" Quand on a un gamin de 14 ans qui rentre ivre mort... "

Publié le par kreizker

in "La Nouvelle République" (France), 9 septembre 2015

Hiver comme été, les Alcooliques anonymes se réunissent à Romorantin. C’est dans le groupe qu’ils disent puiser la force de leur rétablissement. Reportage.

Mercredi, 20 h, pas un chat aux abords de la place de la Paix. Mais le Centre administratif, lui, commence à se réveiller. La réunion des Alcooliques Anonymes de Romorantin ne prend jamais de vacances. Ils sont quatorze – sur 25 au plus fort de l'année – à avoir pris place dans une salle du rez-de-chaussée.

Gobelets de café et bonbons circulent chaleureusement, de même que la bise d'usage, à chaque nouvelle arrivée. « Bonjour, je m'appelle Paul (*) et je n'ai pas consommé aujourd'hui ». Ce soir, c'est lui qui lira les douze étapes et traditions du groupe qu'il a rejoint voilà maintenant cinq ans.
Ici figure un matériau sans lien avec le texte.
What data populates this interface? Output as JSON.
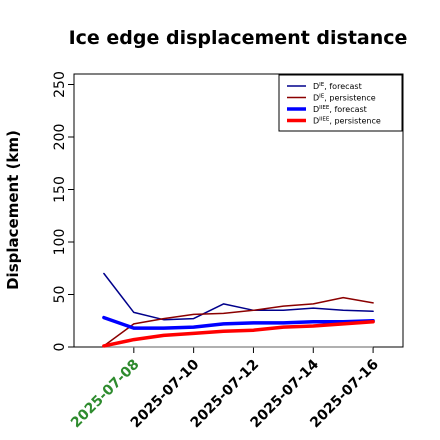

Tous, ont dressé la liste des personnes qu'ils ont pu léser ou faire souffrir au plus fort de leur alcoolisation. « Faire amende honorable » est la 8e des 12 étapes qu'ils se sont fixées pour objectif.
Lorsqu'il prend la parole, Martin n'y va pas par quatre chemins : « Moi, la 8eétape j'en suis bien loin, j'en suis encore à la première étape. Mais j'ai dû les léser pas mal mes parents parce que quand on a un gamin de 14 ans qui rentre ivre mort… » Les phrases sortent par vagues, comme autant d'urgences sur le chemin du rétablissement de Martin. Il raconte, « le cancer de maman », l'envie de « tout faire, ce qui est bon pour elle ». C'est décidé, il va aller la voir avec son fils : « ça lui fera plaisir ». Le dernier mot flotte encore dans la salle lorsque Nathalie se lève pour parler. C'est la première fois qu'elle prend la parole depuis qu'elle a passé la porte des Alcooliques Anonymes. Trois mois de silence et puis l'annonce de son cancer de l'utérus. « J'aurais pu replonger, mais ma tête m'a dit non, je suis fière de moi », explique-t-elle entre deux sanglots.

" Quand on a un gamin de 14 ans qui rentre ivre mort... "

" Je choisissais mes amis en fonction du litrage que j'allais en tirer "

Ce soir, Nathalie a « besoin de vider (son) sac », de raconter aussi les coups, les violences de son ancien compagnon, « le sang partout, pendant 9 ans ». Elle veut tout dire ce soir. Mathieu, lui aussi, en a gros sur le cœur :« Ici, c'est le seul endroit où je peux m'exprimer ». La voix s'étouffe dans les pleurs. Celle de Nicolas est plus sereine. Il veut regarder le verre à moitié plein : « J'ai une belle vie, j'ai accepté la maladie ». 
Il n'en a pas toujours été ainsi : « Mes amis, je les choisissais en fonction du litrage que j'allais en tirer ». Le jeune homme se souvient surtout de cette nuit où il n'a pu couper le cordon de son nouveau né, « trop bourré ».
En bout de table, Jacques a le regard de l'homme apaisé, réconcilié avec son passé. Même avec ses filles, finalement, le temps a fait son œuvre. « Je n'étais pas sûr de pouvoir renouer avec elles, ça paraissait insurmontable. Mais au final, ça a été assez simple ». Il y a quelques nuits,Jean-Pierre a fait un rêve. « Il y avait un vieux bidon tout rouillé et j'étais persuadé que je trouverais de l'alcool dedans », raconte-t-il, sur un ton qu'il veut léger. La réalité, c'est « que l'alcool est toujours présent ». Et l'abstinence, une victoire, que les Alcooliques Anonymes partagent chaque semaine sans exception.

Les Alcooliques anonymes se réunissent chaque mercredi, à partir de 20 h, au Centre administratif, place de la Paix, à Romorantin.

(*) Tous les prénoms ont été changés.